Famously, though, he was heavily involved in that ill-fated tour of Cambodia and the Far East, which unfortunately for the Tiko Jelisavcic-coached Australians resulted in 6-1 and 3-1 hidings from
the same North Korean side that would go on to shock the world a year later.

In fact, Rice was one of the few players that came out of the two-match World Cup tie in suffocatingly tropical Phnom Penh with his reputation enhanced. But, crucially, not for his football. Rather his spirit.

As I write in my book, 15 Days in June: In the second game, with five goals against and their chances of qualification as good as dead, the Australians could have opted to surrender meekly and be slaughtered by the Koreans, but they gave it their all, refusing to countenance defeat until the final whistle. Bodies were literally exhausted in the pursuit of a face-saving result.

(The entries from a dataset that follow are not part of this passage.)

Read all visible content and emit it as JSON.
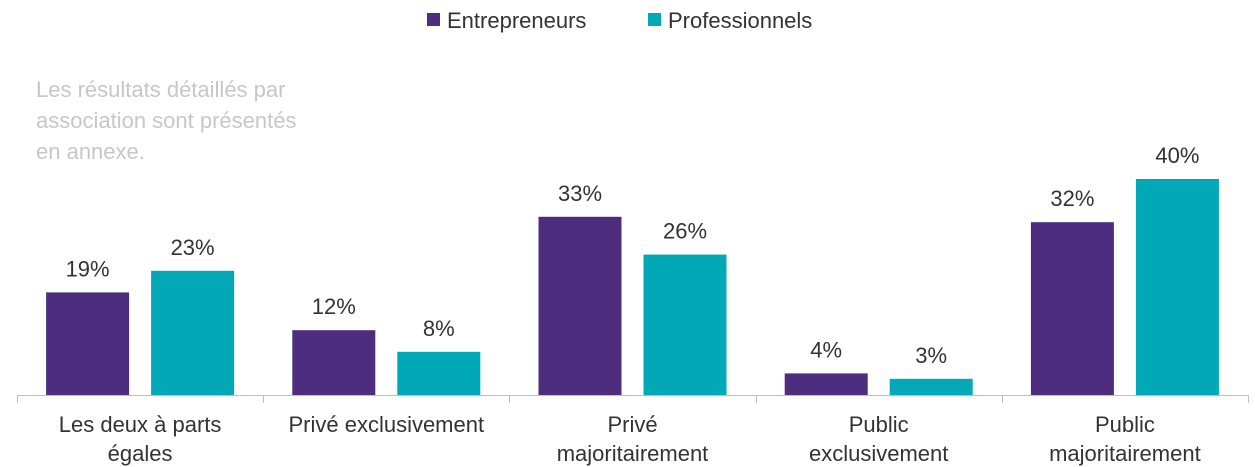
{
  "note": {
    "lines": [
      "Les résultats détaillés par",
      "association sont présentés",
      "en annexe."
    ]
  },
  "chart_data": {
    "type": "bar",
    "categories": [
      [
        "Les deux à parts",
        "égales"
      ],
      [
        "Privé exclusivement"
      ],
      [
        "Privé",
        "majoritairement"
      ],
      [
        "Public",
        "exclusivement"
      ],
      [
        "Public",
        "majoritairement"
      ]
    ],
    "series": [
      {
        "name": "Entrepreneurs",
        "color": "#4e2d7f",
        "values": [
          19,
          12,
          33,
          4,
          32
        ],
        "labels": [
          "19%",
          "12%",
          "33%",
          "4%",
          "32%"
        ]
      },
      {
        "name": "Professionnels",
        "color": "#00a9b5",
        "values": [
          23,
          8,
          26,
          3,
          40
        ],
        "labels": [
          "23%",
          "8%",
          "26%",
          "3%",
          "40%"
        ]
      }
    ],
    "title": "",
    "xlabel": "",
    "ylabel": "",
    "ylim": [
      0,
      50
    ],
    "grid": false,
    "legend": "top-center",
    "axis_color": "#bfbfbf"
  }
}
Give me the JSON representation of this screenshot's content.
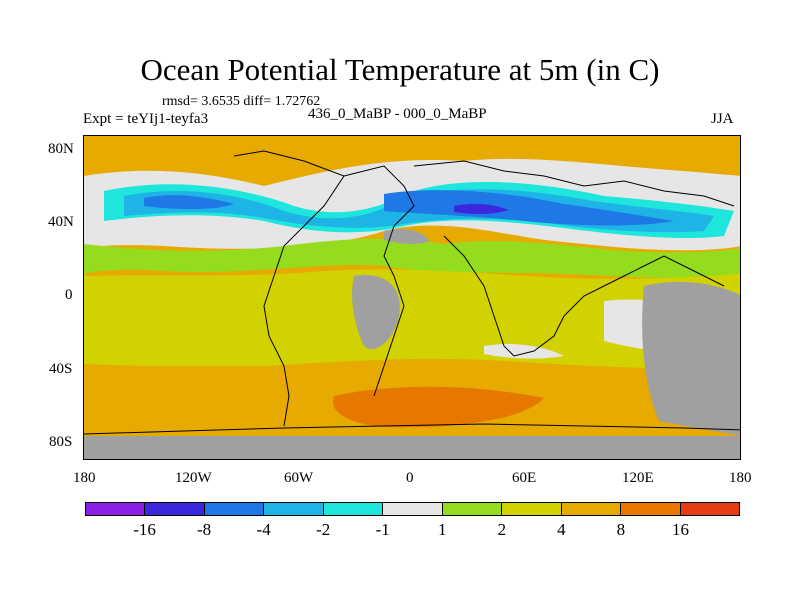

None more so than Rice. With much of the squad hampered with gastric problems from the local food and water, he too succumbed with stomach cramps halfway through the game with the score locked at 1-1 but played on right till the end. Substitutions werent permitted. The ornery Jelisavcic, however, wasnt exactly overflowing with gratitude.

John Watkiss explained: Everybody gave everything they had in that game. It was very hot, very humid, very draining and Billy collapsed after the game. A couple of the guys picked him up and carried him off on their shoulders to the side of the pitch, and Tikos reaction was to stand up and say, Let the bastard walk! Some of the players flew into him then and he lost all respect from the players after that.

In his wonderful labour of love Australian Soccer Records, Sid Grant called Rice a wise captain as well as a grand stopper [he] won fame as an efficient pivot.

He stopped playing before I was born but I love the stories about Rice from that tour. In many ways, like some wounded digger on the Western Front, he was the progenitor of the sometimes maligned but intrinsic football myth of the Aussie fighting spirit, where stamina and pluck is placed on a pedestal over skill and ability.

Perhaps he never wanted to be remembered for that match, few of his teammates from 1965 do, but like I write in 15 Days, on the turf in Phnom Penhs Stade Olympique, which is still standing against all the odds, lie the tread marks of Billy Rice and the 65 Socceroos. Here, in this forgotten field in South-East Asia, not Germany, is the true place where the legend of the Socceroos was born.

Which makes Billy Rice, in my view, one of the most historically important figures in the Australian game.

Godspeed, friend.
 

kevrenor

Well-Known Member
RECKY said:
Vale Billy Rice, we hardly knew you...by Jesse Fink
Ive been so caught up in Arnoldgate the past few weeks that I neglected to mention the recent passing of Billy Rice, one of the original Australian tourists (they were Socceroos in all but name) on this countrys inaugural World Cup campaign in 1965 ......

A big thanks for that! I remember (yes I am that old) our boys going off with the Australian football community (as it was) confident, even arrogant, and us getting our nappies changed and botties spanked by Asia. 
 

BrisRecky

I'm an idiot savant without the pesky savant bit
not a prob Kev...i think any socceroo of years past should get the same acknowledgement as say Johnny Raper or Ron Barassi etc ...but they dont...so this praise of Billy was a nice thing to happen
 

clarence

Well-Known Member
From what I've read, the media and the team themselves thought they only had to turn up and kick the ball around to win a qualifying spot into the 66 WC.

And from there came the tradition of media and officials hyping up the expectations of the Australian team against Asian opponents and then being soundly flogged into the reality of football.
(Last time being Arnold's last Socceroos in the Asian Cup)

Never saw the guy play or knew about him other than being in that team. May he RIP and condolences to his family.